Brian Cashman still has a lot of work to do. According to the Yankees’ GM , “there are still steps in the process” to take, but if his master plan precludes adding payroll, Cashman will have to subtract salary before adding more talent.
USA Today recently reported that the Yankees’ actual payroll (AAV, not current salaries) was $241.15 million, resulting in a luxury tax just over $26 million. Based on 2016 contracts, estimated arbitration awards, and minimum-level assumptions for others on the 40-man, the Bronx Bombers only have about $4 million left to avoid exceeding last year’s payout. So, unless the Yankees deviate from their plan to hold the line on spending, Andrew Miller or Brett Gardner may become a casualty of Cashman’s future wheeling and dealing.
Yankees’ Estimated 2016 Payroll
Note: Current Salary is a player’s base salary + prorated signing bonus and applicable buyout. Actual payroll is defined by the CBA as the average annual value of all contracts, and is used to calculate the luxury tax. For players who are eligible for arbitration, estimates from mlbtraderumors.com are used. For other players on the 40-man roster, the CBA prescribed minimum is used ($510,000 for major leaguers; $80,000 for minor leaguers), with a 10% raise for players that have more than a year of service time.
Source: Cots Contracts, fangraphs.com, baseball-reference.com, mlbtraderumors.com, proprietary
Even if the Yankees exceed their self-imposed budget constraints, their bottom line should still be fatter. In fact, at the status quo, the Yankees percentage of revenue spent on player costs would not only be at its lowest level since at least 2000, but it would also fall below last year’s MLB average, which, after this winter’s spending spree, is headed in the opposite direction of the Bronx Bombers’ outlay.
Yankees’ Payroll/Luxury Tax as a Percentage of Team Revenue, 2001 to 2016E
Note: For 2001 to 2014, revenue is based on Forbes projections and net of revenue sharing and stadium debt service. Payroll is based on final figures for each year released by MLB, and may not necessarily equal the amount upon which the luxury tax is based.
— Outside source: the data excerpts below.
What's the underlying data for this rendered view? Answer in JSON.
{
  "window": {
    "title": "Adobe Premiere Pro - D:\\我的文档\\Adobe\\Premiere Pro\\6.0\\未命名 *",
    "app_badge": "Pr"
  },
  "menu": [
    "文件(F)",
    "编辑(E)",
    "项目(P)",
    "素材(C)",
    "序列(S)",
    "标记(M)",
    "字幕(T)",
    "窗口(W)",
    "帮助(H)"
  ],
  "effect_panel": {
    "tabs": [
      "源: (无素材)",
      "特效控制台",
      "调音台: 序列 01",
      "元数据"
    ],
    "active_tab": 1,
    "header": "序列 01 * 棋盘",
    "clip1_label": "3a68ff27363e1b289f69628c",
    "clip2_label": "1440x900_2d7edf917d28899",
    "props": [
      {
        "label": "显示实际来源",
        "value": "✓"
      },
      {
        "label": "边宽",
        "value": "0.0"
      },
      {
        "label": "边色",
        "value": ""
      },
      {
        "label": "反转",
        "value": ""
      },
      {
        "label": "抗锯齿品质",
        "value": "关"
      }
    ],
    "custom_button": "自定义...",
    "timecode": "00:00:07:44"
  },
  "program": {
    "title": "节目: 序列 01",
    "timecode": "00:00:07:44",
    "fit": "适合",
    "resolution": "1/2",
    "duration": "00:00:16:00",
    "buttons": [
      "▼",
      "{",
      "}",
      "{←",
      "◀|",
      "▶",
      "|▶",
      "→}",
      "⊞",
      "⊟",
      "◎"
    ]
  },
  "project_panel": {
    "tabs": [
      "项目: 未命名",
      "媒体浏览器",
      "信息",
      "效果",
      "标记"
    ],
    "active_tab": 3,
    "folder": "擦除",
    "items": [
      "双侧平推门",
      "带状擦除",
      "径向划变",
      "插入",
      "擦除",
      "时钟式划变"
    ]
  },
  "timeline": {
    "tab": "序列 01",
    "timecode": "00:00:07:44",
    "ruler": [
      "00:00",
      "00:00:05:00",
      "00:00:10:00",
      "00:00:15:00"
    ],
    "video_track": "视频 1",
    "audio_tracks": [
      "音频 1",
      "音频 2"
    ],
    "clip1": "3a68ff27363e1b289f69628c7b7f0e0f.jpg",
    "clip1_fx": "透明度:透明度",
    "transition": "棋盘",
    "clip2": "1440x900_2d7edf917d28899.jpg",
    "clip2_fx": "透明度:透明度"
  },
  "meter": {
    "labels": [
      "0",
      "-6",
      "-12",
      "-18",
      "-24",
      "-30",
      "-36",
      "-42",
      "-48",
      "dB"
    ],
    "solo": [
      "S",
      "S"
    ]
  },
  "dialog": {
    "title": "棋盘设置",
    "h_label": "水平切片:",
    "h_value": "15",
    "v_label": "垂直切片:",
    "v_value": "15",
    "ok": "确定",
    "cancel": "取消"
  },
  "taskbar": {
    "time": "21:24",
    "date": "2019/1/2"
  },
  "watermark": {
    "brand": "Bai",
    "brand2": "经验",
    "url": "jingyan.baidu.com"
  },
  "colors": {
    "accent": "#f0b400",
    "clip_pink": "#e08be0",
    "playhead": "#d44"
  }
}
Note: For 2015 to 2016, revenue is based on 7% growth, which matches CAGR from 2003 to 2014 (but is less than recent growth rates in wake of new long-term regional and national TV deals with build in escalators). Payroll is based on an adjustment to reported actual payroll of $241,150,000 commensurate with 2014 and carried forward to 2016 (when current payroll is reported, this number will be updated).
Source: bizofbaseball.com and MLB releases published by AP (final payroll), MLB releases published by AP (luxury tax) and Forbes (revenue)
So, why are the Yankees being so frugal in a deep free agent class with so much difference-making talent? One reason is because Hal Steinbrenner doesn’t believe he should “have to have a $200 million payroll to win a world championship”(despite charging the highest prices in the league and enjoying taxpayer subsidized financing), but, regardless of motive, the Yankees new ways of doing business have made it necessary for fans to be just as familiar with the team’s payroll as its 40-man roster. So, as a service to Yankee fans, the Bronx Bombers’ 2016 payroll and future commitments will be maintained on the aptly named tab above. Consider it a new kind of scorecard for Cashman’s unfinished business…one that measures success in dollars saved, not games won.